Menurut surat kabar Yisrael Hayom yang berbasis di Tel Aviv, rekomendasi Knesset menyatakan bahwa anak-anak sekolah di Israel harus mengambil kursus sejarah di situs di mana Bait Suci Kedua berdiri selama periode Helenistik. Siswa juga harus ditanyai atau diuji tentang topik tersebut dan didorong untuk melakukan kunjungan lapangan ke situs tersebut.

Sementara itu, polisi Israel mengatakan tidak ada hambatan hukum untuk mengatur kunjungan lapangan di al Aqsa. Namun, penjaga keamanan yang menemani para siswa tidak diizinkan membawa senjata api saat memasuki lokasi tersebut.

Sejarah Kota Tua di Yerusalem Timur dan kompleks al Aqsa adalah opsional dalam kurikulum Israel. Pelajaran itu umumnya dipelajari sebagai bagian dari geografi, sejarah, atau kelas agama Yahudi. Namun kini, arahan baru akan membuatnya wajib.

Rekomendasi baru ini diprakarsai oleh anggota partai sayap kanan, New Hope, dan Beyadenu, sebuah organisasi yang menyerukan peningkatan kehadiran Yahudi di al Aqsa, penghancuran Masjid Kubah Batu (Dome of the Rock) dan pembangunan Kuil Yahudi Ketiga di lokasi al Aqsa.

Sementara itu, kementerian pendidikan akan membuat laporan tentang bagaimana melanjutkan kurikulum dengan rekomendasi baru itu dalam waktu delapan pekan. Sedangkan laporan lain oleh Kementerian Keamanan Publik akan datang dalam pengaturan kunjungan lapangan.


Pada Oktober lalu, pengadilan Israel memutuskan bahwa do'a Yahudi di Masjid al Aqsha tidak dapat dianggap sebagai tindakan kriminal jika tetap dilakukan dengan diam, karena tidak akan melanggar instruksi polisi. Meskipun, hal itu melanggar ketentuan perjanjian dengan Yordania, yang merupakan penjaga/wali situs suci umat Islam di Yerusalem Timur.

Sebuah gerakan Yahudi sayap kanan yang berkembang telah menyerukan agar Israel mengambil kendali penuh atas al Aqsa, dengan alasan bahwa situs itu harus menjadi situs suci khusus Yahudi.

Sementara para aktivis sayap kanan telah berulang kali menyerbu kompleks al Aqsa. Hal itu telah memicu kekhawatiran jika pemerintah Israel akan memperkuat kendalinya atas situs tersuci ketiga dalam Islam tersebut.

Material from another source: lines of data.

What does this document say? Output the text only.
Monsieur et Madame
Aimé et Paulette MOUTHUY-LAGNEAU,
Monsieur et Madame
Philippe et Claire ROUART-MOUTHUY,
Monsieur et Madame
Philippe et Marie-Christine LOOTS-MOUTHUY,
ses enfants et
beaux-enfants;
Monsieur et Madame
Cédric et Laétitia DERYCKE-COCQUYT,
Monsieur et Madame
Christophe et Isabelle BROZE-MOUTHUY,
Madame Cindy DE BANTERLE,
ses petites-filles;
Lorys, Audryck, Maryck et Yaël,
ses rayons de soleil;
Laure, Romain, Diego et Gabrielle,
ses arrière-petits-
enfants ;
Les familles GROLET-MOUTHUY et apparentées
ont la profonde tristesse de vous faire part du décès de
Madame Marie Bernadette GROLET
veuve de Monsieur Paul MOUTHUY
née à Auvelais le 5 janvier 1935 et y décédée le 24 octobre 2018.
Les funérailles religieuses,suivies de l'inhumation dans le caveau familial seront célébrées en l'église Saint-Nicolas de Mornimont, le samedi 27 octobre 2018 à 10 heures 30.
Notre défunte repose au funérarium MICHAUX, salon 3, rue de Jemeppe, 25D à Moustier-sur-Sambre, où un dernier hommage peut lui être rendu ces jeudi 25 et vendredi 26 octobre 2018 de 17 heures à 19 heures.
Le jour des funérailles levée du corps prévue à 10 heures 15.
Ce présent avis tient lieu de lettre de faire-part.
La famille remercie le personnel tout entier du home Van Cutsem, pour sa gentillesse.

Seorang menteri Israel pada Senin (22/11) bahkan menyerukan agar detektor logam di gerbang masjid Al-Aqsa di Kota Tua Yerusalem Timur kembali dipasang. Intruksi ini keluar setelah seorang warga Palestina dan seorang warga Israel dari Afrika Selatan tewas dalam insiden penembakan pada Ahad (21/11).

Menteri Komunikasi Israel, Yoaz Hendel mengatakan bahwa Israel harus memastikan bahwa tidak ada orang bersenjata yang memasuki Yerusalem. "Soal metal detector harus dikaji ulang. Kami sudah menyerah pada ini di masa lalu dan tidak mungkin untuk menyerah di masa depan," katanya dilansir dari Middle East Eye, Selasa (23/11).

Israel memasang detektor logam pada musim panas 2017 di gerbang lapangan terbuka Haram al-Sharif, yang dikenal orang Yahudi sebagai Temple Mount. Tetapi langkah itu dikecam oleh orang-orang Palestina, yang pada saat itu menolak memasuki kompleks itu melalui penghalang Israel sebagai protes.

Tindakan itu dilakukan setelah tiga warga Palestina Israel, dari kota Oum al-Fahm, menembak dua penjaga keamanan Israel di dekat gerbang Al-Aqsa pada Juli 2017.

Israel harus melepas detektor logam di tengah meningkatnya protes di Yerusalem dan peringatan dari intelijen Israel tentang eskalasi di Tepi Barat yang diduduki.